Dr Tracy notes that induction, or early briefings, should not sugar coat what staff will face. Frank preparation allows for honest reflection about role-suitability, taking one’s own vulnerabilities and personal-life responsibilities into account to ensure the individual is able and prepared to take on that role.
It is important to properly prepare people for the tasks ahead, ensuring that everyone, but most importantly supervisors, are able to have supportive conversations. Tiered levels of appropriate support are also key.
At the London Nightingale, staff were encouraged to support each other: from ‘buddying’ systems to shift-end supervisor-led reviews (quite different from ‘psychological debriefing’ for which there is little convincing evidence of benefit). The environment was adapted to the need: from the basics of adequate nutrition, rest gaps and furnishings, to easily located, up-to-date local and national support offerings—whether posters, phonelines, apps or other digital resources.

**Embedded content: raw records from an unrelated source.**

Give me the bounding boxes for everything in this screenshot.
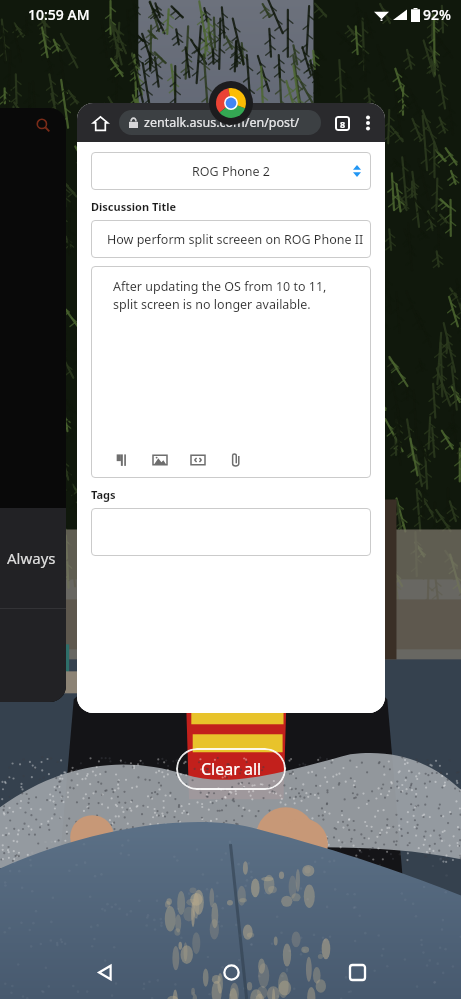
button[interactable]: After updating the OS from 10 to 11, spl… [91,266,371,478]
button[interactable]: ROG Phone 2 [91,152,371,190]
button[interactable]: Paragraph [113,451,131,469]
staticText: After updating the OS from 10 to 11, spl… [113,278,353,313]
button[interactable]: More options [355,110,381,136]
staticText: How perform split screeen on ROG Phone I… [107,231,371,248]
button[interactable]: Insert code [189,451,207,469]
button[interactable]: Recents [334,949,380,995]
button[interactable]: Tabs: 8 [329,110,355,136]
button[interactable]: Always [0,108,66,702]
staticText: 10:59 AM [28,5,90,24]
staticText: Tags [91,487,116,502]
staticText: 8 [340,118,346,130]
button[interactable]: Home [87,110,113,136]
staticText: Discussion Title [91,199,177,214]
staticText: Always [7,548,56,568]
button[interactable]: Insert image [151,451,169,469]
button[interactable]: Chrome [209,81,253,125]
button[interactable]: Home [208,949,254,995]
staticText: zentalk.asus.com/en/post/disc [144,114,321,131]
staticText: ROG Phone 2 [192,163,270,180]
button[interactable]: Home [77,103,385,713]
staticText: 92% [423,5,451,24]
button[interactable]: Attach file [227,451,245,469]
button[interactable]: Back [81,949,127,995]
button[interactable]: How perform split screeen on ROG Phone I… [91,220,371,258]
button[interactable]: zentalk.asus.com/en/post/disc [119,110,321,135]
staticText: Clear all [201,758,262,780]
button[interactable]: Clear all [176,748,286,790]
button[interactable] [91,508,371,556]
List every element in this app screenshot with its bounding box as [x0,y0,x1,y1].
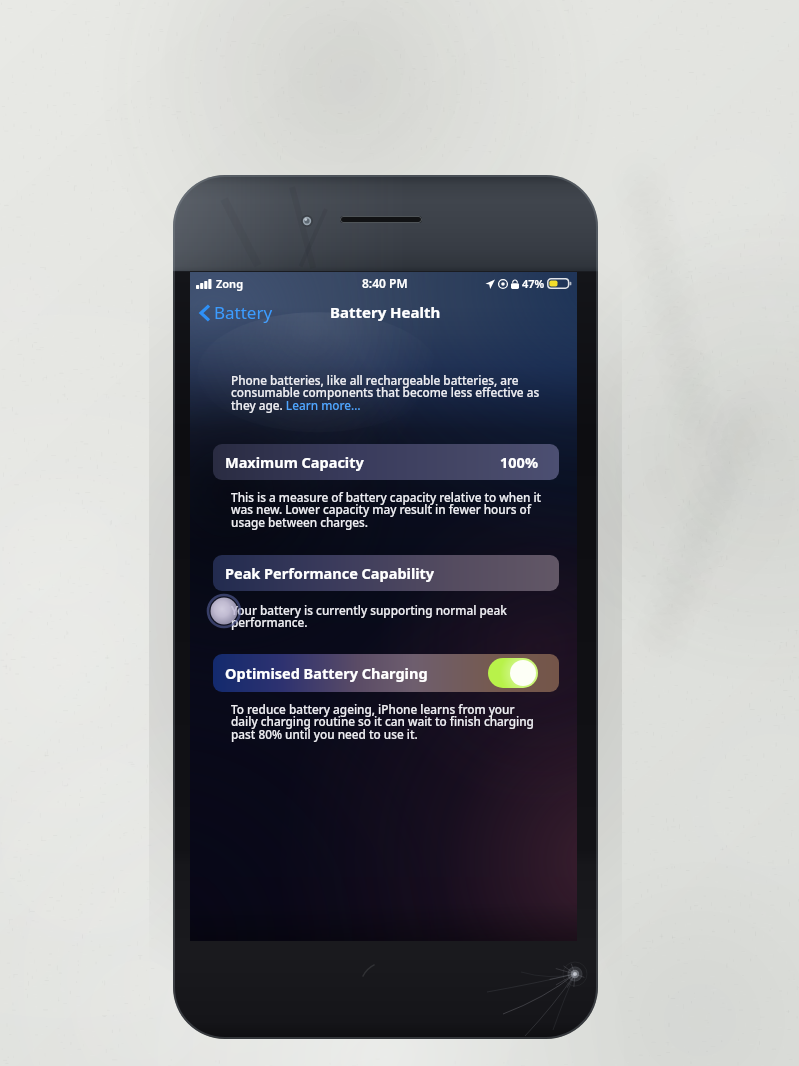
staticText: Battery [214,301,273,324]
button[interactable]: Optimised Battery Charging, on [488,658,538,688]
staticText: To reduce battery ageing, iPhone learns … [231,701,534,743]
button[interactable]: Peak Performance Capability [213,555,559,591]
staticText: 47% [522,276,545,291]
button[interactable]: Optimised Battery Charging [213,654,559,692]
staticText: Battery Health [330,302,441,322]
staticText: Maximum Capacity [225,452,364,472]
staticText: Your battery is currently supporting nor… [231,602,507,631]
button[interactable]: Maximum Capacity [213,444,559,480]
staticText: Zong [216,276,244,291]
staticText: 8:40 PM [362,275,408,291]
staticText: 100% [500,452,538,472]
staticText: Optimised Battery Charging [225,663,428,683]
staticText: Phone batteries, like all rechargeable b… [231,372,540,414]
staticText: This is a measure of battery capacity re… [231,489,542,531]
button[interactable]: Battery [190,295,283,330]
staticText: Peak Performance Capability [225,563,435,583]
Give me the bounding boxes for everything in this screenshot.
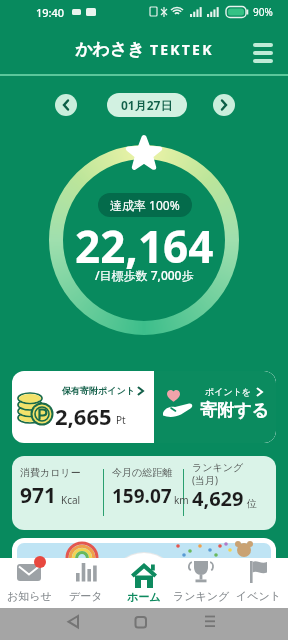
staticText: 寄附する [200, 400, 269, 421]
button[interactable] [213, 94, 235, 116]
staticText: TEKTEK [150, 40, 214, 59]
staticText: 90% [253, 5, 273, 19]
staticText: /目標歩数 7,000歩 [95, 267, 194, 283]
staticText: 01月27日 [121, 97, 173, 113]
button[interactable]: データ [58, 558, 114, 608]
button[interactable]: ホーム [116, 556, 172, 608]
staticText: ランキング [173, 589, 230, 603]
staticText: km [174, 493, 189, 507]
button[interactable] [12, 538, 276, 582]
button[interactable]: ポイントを [154, 371, 276, 443]
button[interactable]: イベント [231, 558, 287, 608]
staticText: かわさき [75, 39, 145, 60]
button[interactable] [55, 94, 77, 116]
button[interactable]: お知らせ [1, 558, 57, 608]
staticText: お知らせ [7, 589, 52, 603]
staticText: 達成率 100% [110, 197, 180, 213]
staticText: 19:40 [36, 5, 65, 20]
staticText: 4,629 [192, 485, 244, 512]
staticText: データ [69, 589, 103, 603]
staticText: ポイントを [205, 386, 252, 397]
staticText: 22,164 [75, 216, 214, 276]
staticText: 971 [20, 481, 57, 510]
staticText: 今月の総距離 [112, 466, 173, 479]
staticText: Pt [116, 413, 126, 427]
button[interactable]: 01月27日 [107, 93, 187, 117]
staticText: 保有寄附ポイント [62, 385, 135, 396]
staticText: ランキング [192, 461, 244, 474]
button[interactable] [249, 41, 277, 65]
staticText: 2,665 [55, 401, 112, 431]
staticText: (当月) [192, 473, 218, 487]
button[interactable]: ランキング [171, 558, 231, 608]
staticText: Kcal [61, 493, 81, 507]
staticText: 159.07 [112, 483, 172, 509]
staticText: ホーム [127, 590, 161, 604]
button[interactable]: 保有寄附ポイント [12, 371, 152, 443]
staticText: 消費カロリー [20, 466, 81, 479]
button[interactable]: 消費カロリー [12, 456, 276, 530]
staticText: 位 [247, 497, 257, 510]
staticText: イベント [236, 589, 282, 603]
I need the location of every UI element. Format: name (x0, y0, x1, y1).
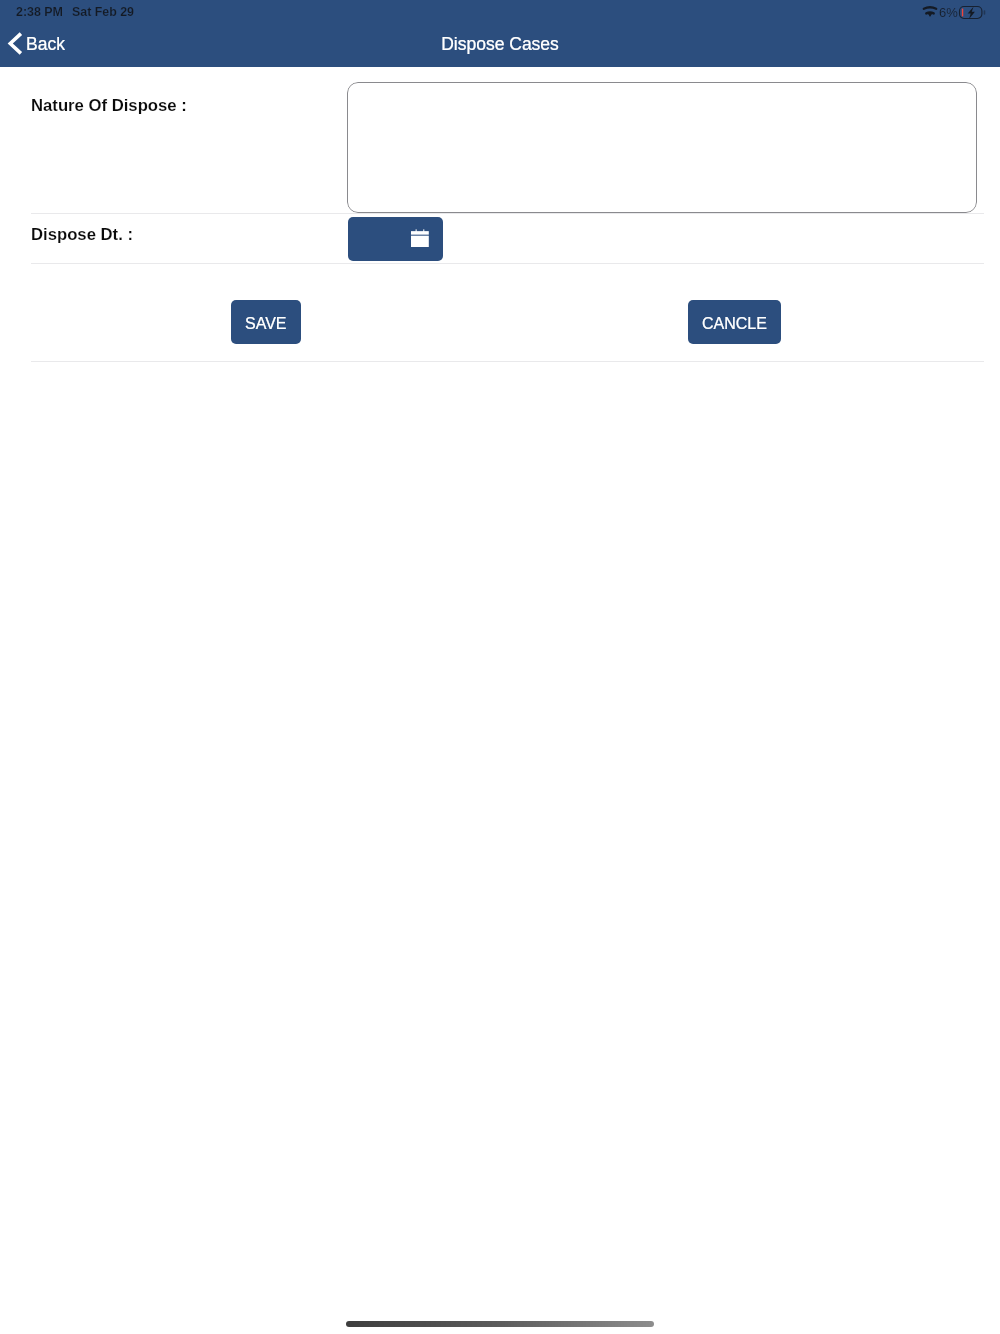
staticText: 6% (939, 5, 958, 20)
staticText: Sat Feb 29 (72, 5, 134, 19)
staticText: SAVE (245, 315, 287, 333)
button[interactable]: Nature of dispose input (347, 82, 977, 213)
button[interactable]: SAVE (231, 300, 301, 344)
button[interactable]: Back (0, 27, 75, 60)
staticText: Dispose Cases (441, 34, 559, 54)
staticText: Back (26, 34, 65, 54)
staticText: Nature Of Dispose : (31, 96, 187, 115)
button[interactable]: CANCLE (688, 300, 781, 344)
staticText: CANCLE (702, 315, 767, 333)
staticText: 2:38 PM (16, 5, 63, 19)
button[interactable]: Pick dispose date (348, 217, 443, 261)
staticText: Dispose Dt. : (31, 225, 133, 244)
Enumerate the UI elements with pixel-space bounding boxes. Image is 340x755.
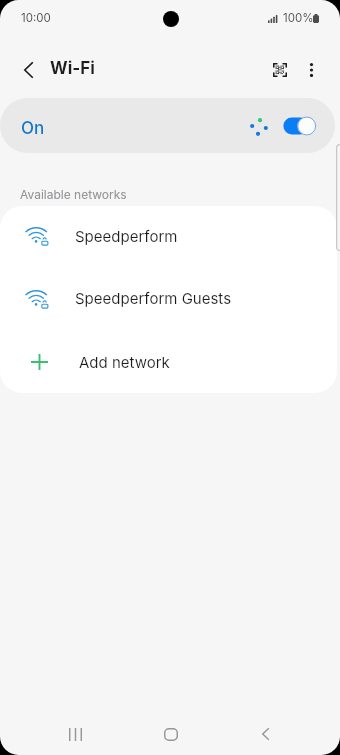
button[interactable]: Add network	[0, 331, 337, 393]
staticText: Speedperform Guests	[75, 289, 232, 307]
staticText: 100%	[283, 11, 314, 25]
staticText: Available networks	[20, 187, 127, 202]
button[interactable]: Home	[148, 711, 194, 755]
button[interactable]: Back	[242, 711, 288, 755]
staticText: Add network	[79, 353, 170, 371]
button[interactable]: More options	[290, 48, 334, 92]
staticText: Speedperform	[75, 227, 178, 245]
button[interactable]: Speedperform	[0, 206, 337, 268]
button[interactable]: Recent apps	[52, 711, 98, 755]
staticText: Wi-Fi	[50, 58, 95, 79]
staticText: 10:00	[21, 11, 51, 25]
button[interactable]: On	[0, 98, 335, 153]
button[interactable]: Scan QR code	[259, 48, 303, 92]
staticText: On	[21, 118, 45, 139]
button[interactable]: Speedperform Guests	[0, 268, 337, 330]
button[interactable]: Wi-Fi switch, on	[281, 114, 317, 138]
button[interactable]: Navigate up	[5, 47, 49, 91]
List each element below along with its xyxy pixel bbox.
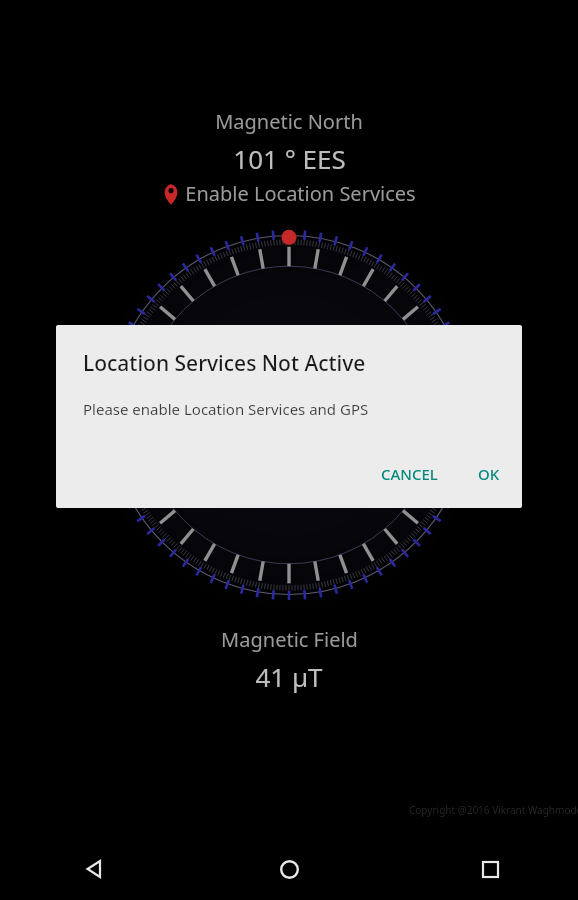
staticText: Please enable Location Services and GPS bbox=[83, 399, 369, 419]
staticText: Copyright @2016 Vikrant Waghmode bbox=[409, 803, 578, 817]
staticText: Location Services Not Active bbox=[83, 349, 366, 378]
staticText: CANCEL bbox=[381, 464, 438, 484]
other: Location bbox=[163, 182, 179, 206]
button[interactable]: OK bbox=[466, 456, 512, 492]
button[interactable]: CANCEL bbox=[369, 456, 450, 492]
staticText: Enable Location Services bbox=[185, 180, 416, 207]
staticText: OK bbox=[478, 464, 500, 484]
staticText: 41 µT bbox=[255, 659, 323, 694]
button[interactable]: Back bbox=[70, 845, 118, 893]
staticText: Magnetic North bbox=[215, 108, 363, 135]
button[interactable]: Home bbox=[265, 845, 313, 893]
button[interactable]: Recents bbox=[466, 845, 514, 893]
staticText: 101 ° EES bbox=[233, 141, 346, 176]
staticText: Magnetic Field bbox=[221, 626, 358, 653]
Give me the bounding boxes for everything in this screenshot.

Secondary prevention: Identification of those at risk
After these initial efforts (sometimes known as ‘primary prevention’), which aim to stop problems developing, a ‘secondary’ level of prevention then aimed to identify those who may be developing problems and intervene accordingly.
Approaches to secondary prevention included supervisors having psychologically savvy supportive conversations with team members or peer supporters directly tasked with ‘walking the floor’ to offer a chance to chat and access informal assistance. There are evidenced peer-to-peer protocols; an example is the “TRiM” (Trauma Risk Management) programme developed by the UK military that teaches awareness of stigma, recognition of signs of mental ill-health, and pathways to care.
Tertiary prevention: Access to professional help
The final step in this tiered approach was access to professional help for some if distress progressed to mental illness.
With the right support, doctors facing such situations can overcome trauma and avoid mental health issues. Now that a second lockdown is in effect, it is a sensible time for employers to consider how they can support their staff to avoid illness and experience post-traumatic growth.